The temple content aside, this was a reasonably typical "Big Love" episode. That is, it offered a soap-opera-esque story about a small family of polygamist, fundamentalist Mormons, the Henricksons (whom we like!) struggling to survive in a hostile world. There are a few spiritual inaccuracies. (In this episode, for instance, Barb declares she wants to "take her endowments," full stop, and multiple characters speak of being "unsealed;" both phrases are close to standard Mormon jargon, but off enough to sound tinny to Mormon ears.) The whole thing is set in a vaguely paranoid Salt Lake valley where the LDS Church looms behind every business deal and in every "heck." Indeed, a subplot in the episode concerns grim-faced, darkly suited men dueling Bill Henrickson over possession of a historically explosive letter. These are scenes that would not have seemed out of place in "The X-Files."

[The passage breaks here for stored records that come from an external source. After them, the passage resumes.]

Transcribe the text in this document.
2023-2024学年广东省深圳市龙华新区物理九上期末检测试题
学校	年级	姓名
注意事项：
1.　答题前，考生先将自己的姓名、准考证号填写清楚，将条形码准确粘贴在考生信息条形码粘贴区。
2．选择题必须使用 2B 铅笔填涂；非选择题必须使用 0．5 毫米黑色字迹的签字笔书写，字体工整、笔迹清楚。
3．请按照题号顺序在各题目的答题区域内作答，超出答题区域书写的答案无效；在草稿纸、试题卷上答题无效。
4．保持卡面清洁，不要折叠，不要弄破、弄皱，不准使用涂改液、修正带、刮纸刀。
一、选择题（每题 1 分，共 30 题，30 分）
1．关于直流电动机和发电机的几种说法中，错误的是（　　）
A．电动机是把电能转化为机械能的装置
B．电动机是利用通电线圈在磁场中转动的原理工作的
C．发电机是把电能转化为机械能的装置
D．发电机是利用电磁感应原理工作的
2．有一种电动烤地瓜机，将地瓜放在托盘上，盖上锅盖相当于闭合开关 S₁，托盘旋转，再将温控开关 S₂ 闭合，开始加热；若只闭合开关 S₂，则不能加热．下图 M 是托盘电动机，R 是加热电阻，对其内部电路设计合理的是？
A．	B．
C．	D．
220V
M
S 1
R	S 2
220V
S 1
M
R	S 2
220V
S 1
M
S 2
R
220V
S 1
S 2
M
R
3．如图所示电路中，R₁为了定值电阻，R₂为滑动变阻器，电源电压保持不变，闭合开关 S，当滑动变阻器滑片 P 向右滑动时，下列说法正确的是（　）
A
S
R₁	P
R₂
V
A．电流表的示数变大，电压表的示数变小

Still, "Big Love" works because the Henricksons seem so normal. They shop at Costco, their children have part-time jobs, Bill wears jeans and flannel - and so forth. By contrast, the two other versions of Mormonism on the show are presented as sinister and authoritarian. The polygamist compound that the Henricksons hold at arm's length is populated by people who dress in bib overalls and long skirts. They are ruled over by the hacking, gnarled, and vaguely unclean prophet Roman Grant, who marries children. Similarly, the LDS Church is run by smooth, insensitive, pudgy men whose motives are as threatening as Grant's, if less overtly disturbing. If Grant is a wildly demonic medieval Satan, the LDS Church is the banal evil of 20th-century institutionalism.

This is all groundbreaking in some ways, if not in others. On the one hand, "Big Love" normalizes the Mormon tradition. The spiritual experiences of the Henrickson family are never presented with anything less than sympathy; their faith in the odd doctrines that most Americans find strange -- a God with a human body, marriage in a three-tiered heaven, baptisms for the dead, the Book of Mormon, priesthood with the power to heal -- is presented as entirely sincere and plausible. The makers of "Big Love" have chosen to take Mormonism seriously.

This is a far cry from the ways that pop culture has dealt with Mormonism in the past. In September Dawn, director Christopher Cain and his band of merry pranksters wanted their viewers to think the temple was strange and pagan, so they set the endowment ritual in a barn and lit it like the Phantom of the Opera's secret lair. Cain presents Brigham Young as an authoritarian tyrant, and other characters were sympathetic or not to the degree to which they disobeyed church leadership. There is a qualitative difference between this storytelling and "Big Love." For Barb Henrickson, who wants to go to the temple because she believes it is what it claims to be, being excommunicated is devastating. She tells the others in her marriage, "I miss it. I miss the ritual and the sense of purpose." It is clear to the viewer how hallowed the temple is; indeed, Barb does not enter until midway through the episode, and viewers have been prepared to expect only good things for her there.